Both myself and Nicola each had a hint of food envy when our meals were brought to the table, so in a first for us, we swapped plates halfway through dinner so that we could satisfy those pangs of envy. I think we will be swapping plates more in the future.
By this stage in our meal, we were both beginning to feel a little full but when we were asked if we would like to see the dessert menu, we thought 'when in Rome' and ordered the tiramisu to share and a cheeky little White Russian to wash it down.
Whilst we waited on our dessert, we were presented with a glass of chilled Nectaria dessert wine from Chile. Over the last couple of years we have began to come round to dessert wines and how they help round off a good meal. The Nectaria had a rich sweetness with honey and spice notes that worked well with the coffee flavours of the tiramisu.

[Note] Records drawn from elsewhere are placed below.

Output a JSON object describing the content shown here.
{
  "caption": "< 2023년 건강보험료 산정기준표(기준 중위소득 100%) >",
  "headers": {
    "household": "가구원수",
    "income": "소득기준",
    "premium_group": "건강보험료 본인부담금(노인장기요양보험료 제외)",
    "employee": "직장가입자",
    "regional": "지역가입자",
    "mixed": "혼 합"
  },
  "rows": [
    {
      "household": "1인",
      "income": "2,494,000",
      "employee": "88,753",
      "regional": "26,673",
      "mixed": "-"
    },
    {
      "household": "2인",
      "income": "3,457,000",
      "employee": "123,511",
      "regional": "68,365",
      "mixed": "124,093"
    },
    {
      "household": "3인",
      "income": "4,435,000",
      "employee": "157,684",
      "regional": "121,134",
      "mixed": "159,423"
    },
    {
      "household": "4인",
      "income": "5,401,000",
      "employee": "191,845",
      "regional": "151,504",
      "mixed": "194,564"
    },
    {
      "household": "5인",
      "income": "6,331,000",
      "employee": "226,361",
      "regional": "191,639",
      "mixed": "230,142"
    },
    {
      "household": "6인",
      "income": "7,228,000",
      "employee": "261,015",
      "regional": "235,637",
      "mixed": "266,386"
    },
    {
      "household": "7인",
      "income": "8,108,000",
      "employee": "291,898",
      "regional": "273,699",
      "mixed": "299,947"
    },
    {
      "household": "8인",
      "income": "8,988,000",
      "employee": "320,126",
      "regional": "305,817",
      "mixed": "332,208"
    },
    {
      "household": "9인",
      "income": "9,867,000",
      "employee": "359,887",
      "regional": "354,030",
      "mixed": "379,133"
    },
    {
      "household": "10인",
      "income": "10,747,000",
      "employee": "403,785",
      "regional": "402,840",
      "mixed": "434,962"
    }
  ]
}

When the dessert did arrive, we were glad that we had decided to get two spoons because the tiramisu was huge!
Layers of coffee soaked sponge and creamy marscapone mixture were presented neatly inside a coffee cup with a crunchy cocoa and sugar dust topping. The dessert was a great 'pick me up', it tasted great and we both enjoyed the tiramisu but still struggled to finish it even with our two spoons.
The White Russian was also served in layers with whipped cream floating on top of chilled Kahlua and vodka. I've had a lot of White Russians over the years, some good and some great, and although this wasn't the best one I've tasted, it wasn't bad and worked well alongside the espressos that we ordered to finish off our meal.
I've noticed in the past that some Italian restaurant have a terrible habit of trying to serve up three course and the bill in less than an hour, however at no point on Saturday night did we feel rushed. In fact, the neon lights on the back wall of the restaurant translate as "Nothing valuable can be lost by taking time" - a comment that Abraham Lincoln is often credited with, are testament to the way that the team at Osteria Del Tempo Perso want diners to feel comfortable and relaxed during their visit.
Our meal was covered by the restaurant but this review is a true reflection of our dining experience. With the exception of the focaccia not looking how I expected it to look, everything that we had was well presented and packed with flavour. The portion sizes were generous and the menu is well priced for the quality of food served up.
Myself and Nicola had a fantastic dining experience and would like to extend our thanks to the management and staff for the hospitality shown to us on Saturday evening and we look forward to our next visit to Osteria.